I ordered two different kinds of grapes.  The first is the Vitis Himrod White Seedless Grape which is a New York grown variety and should do well in our climate and the second is Tickled Pink, an Arkansas grown red seedless table grape.  Last fall I also got a jump on growing some blackberries, and planted two Triple Crown Thornless Blackberry plants.  I made that decision right after the racoons found the bountiful canes full of berries that I had carefully supported and covered.  The little bugger climbed right up the canes under the cover and ate every last berry.  That couldn't have been comfortable with all of those wicked thorns which just proves the lengths that they will go to steal food.  If I want any berries for myself I will have to have a electric fence to keep the coons (and deer and bears) out and a floating row cover to keep the birds out.

  I have chosen the two west end beds which are the most difficult to water because the water hose just barely reaches to the far end of each bed.  Having a couple of permanent plants in each bed will be the best use of the space because I won't have to be watering dozens of seedling transplants three times a day.  So now all I have to do is wait for winter to be over.  I love looking forward to live plants coming in the mail.  It will mean that spring is finally coming.  It is a balmy 4F here today with a wind chill of -8F.

Monday, February 2, 2026

The Reappearance of the $1 Chair

 It has been two years since I finished caning the seats on our dining room chairs.  All this time, the remaining chair, that doesn't match our set exactly, has been sitting in the workshop gathering dust.  I have just about enough cane left over to finish it.  You watch, I will come up a few pieces short.  I finally found some ambition to get it done.  This chair has had the seat replaced before I think.  The sides are woven wrong and I doubt that a factory caner would have made those mistakes.  The chair is at least a hundred years old and that is enough time for it to have been fixed at least once already.  Whomever fixed the seat then oversprayed the entire chair with some sort of varnish.  That made the seat very brittle.

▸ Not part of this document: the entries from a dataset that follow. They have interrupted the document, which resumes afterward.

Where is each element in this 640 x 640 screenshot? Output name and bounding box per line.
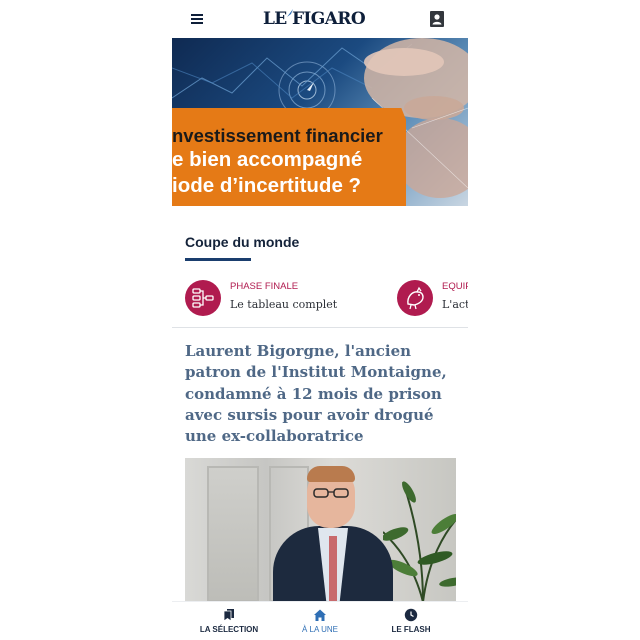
article-photo[interactable] xyxy=(185,458,456,602)
carousel-kicker: EQUIP xyxy=(442,281,468,292)
nav-item-selection[interactable]: LA SÉLECTION xyxy=(180,602,278,640)
nav-item-a-la-une[interactable]: À LA UNE xyxy=(271,602,369,640)
app-screen: LE FIGARO nvestissement financier e bien… xyxy=(172,0,468,640)
carousel-text: L'actu xyxy=(442,298,468,311)
photo-door xyxy=(207,466,259,602)
ad-headline-1: nvestissement financier xyxy=(172,125,383,146)
plant-graphic xyxy=(383,481,456,602)
carousel-text: Le tableau complet xyxy=(230,298,338,311)
section-underline xyxy=(185,258,251,261)
nav-label: LE FLASH xyxy=(391,625,431,634)
feather-icon xyxy=(287,9,293,17)
bracket-icon xyxy=(185,280,221,316)
section-title[interactable]: Coupe du monde xyxy=(185,232,299,252)
nav-label: LA SÉLECTION xyxy=(199,625,259,634)
rooster-icon xyxy=(397,280,433,316)
home-icon xyxy=(314,609,326,621)
photo-person-glasses xyxy=(313,488,349,498)
divider xyxy=(172,327,468,328)
ad-banner[interactable]: nvestissement financier e bien accompagn… xyxy=(172,38,468,206)
bookmark-icon xyxy=(223,609,234,622)
carousel-kicker: PHASE FINALE xyxy=(230,281,299,292)
carousel-item[interactable]: PHASE FINALE Le tableau complet xyxy=(185,279,385,319)
nav-label: À LA UNE xyxy=(301,625,338,634)
ad-headline-2: e bien accompagné xyxy=(172,148,363,171)
logo-text: LE FIGARO xyxy=(262,9,366,29)
nav-item-flash[interactable]: LE FLASH xyxy=(362,602,460,640)
top-bar: LE FIGARO xyxy=(172,0,468,38)
photo-person-hair xyxy=(307,466,355,482)
carousel-item[interactable]: EQUIP L'actu xyxy=(397,279,468,319)
ad-headline-3: iode d’incertitude ? xyxy=(172,174,362,197)
clock-icon xyxy=(404,608,418,622)
site-logo[interactable]: LE FIGARO xyxy=(252,8,376,30)
photo-person-tie xyxy=(329,536,337,602)
article-headline[interactable]: Laurent Bigorgne, l'ancien patron de l'I… xyxy=(185,341,457,447)
hamburger-menu-icon[interactable] xyxy=(191,14,203,24)
user-account-icon[interactable] xyxy=(430,11,444,27)
bottom-navigation: LA SÉLECTION À LA UNE LE FLASH xyxy=(172,601,468,640)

And when I tried to pull the cane off it was all stuck down to the rim.  What a mess.  It was nearly impossible to get an awl in under the binding.  It took me over an hour to break all of the old cane out and pick it out of the holes and then another hour to sand the fibers out of the varnish and get back to clean wood.


I taped off the section I didn't want to sand into and took it out to the garage.


I used a die grinder and some fine sand paper to not only remove the fibers, but round off the inner edge of the seat.  There were some sharp edges and these can cut into the cane as the seat sags.


This chair is definitely black walnut and not cherry.  A little Old English Scratch Cover and the chair look as good as new.


Caning is just like riding a bike.  Once you get the hang of it you know how to do it for life.  Today I spent two hours laying in the first three layers.  The fourth layer is my least favorite so I always start fresh on that.  The diagonals are the fun part.


My original plan, since this chair doesn't match the others perfectly, was to try weaving a Daisy Chain pattern.  It is not as strong a seat but... it would take less cane.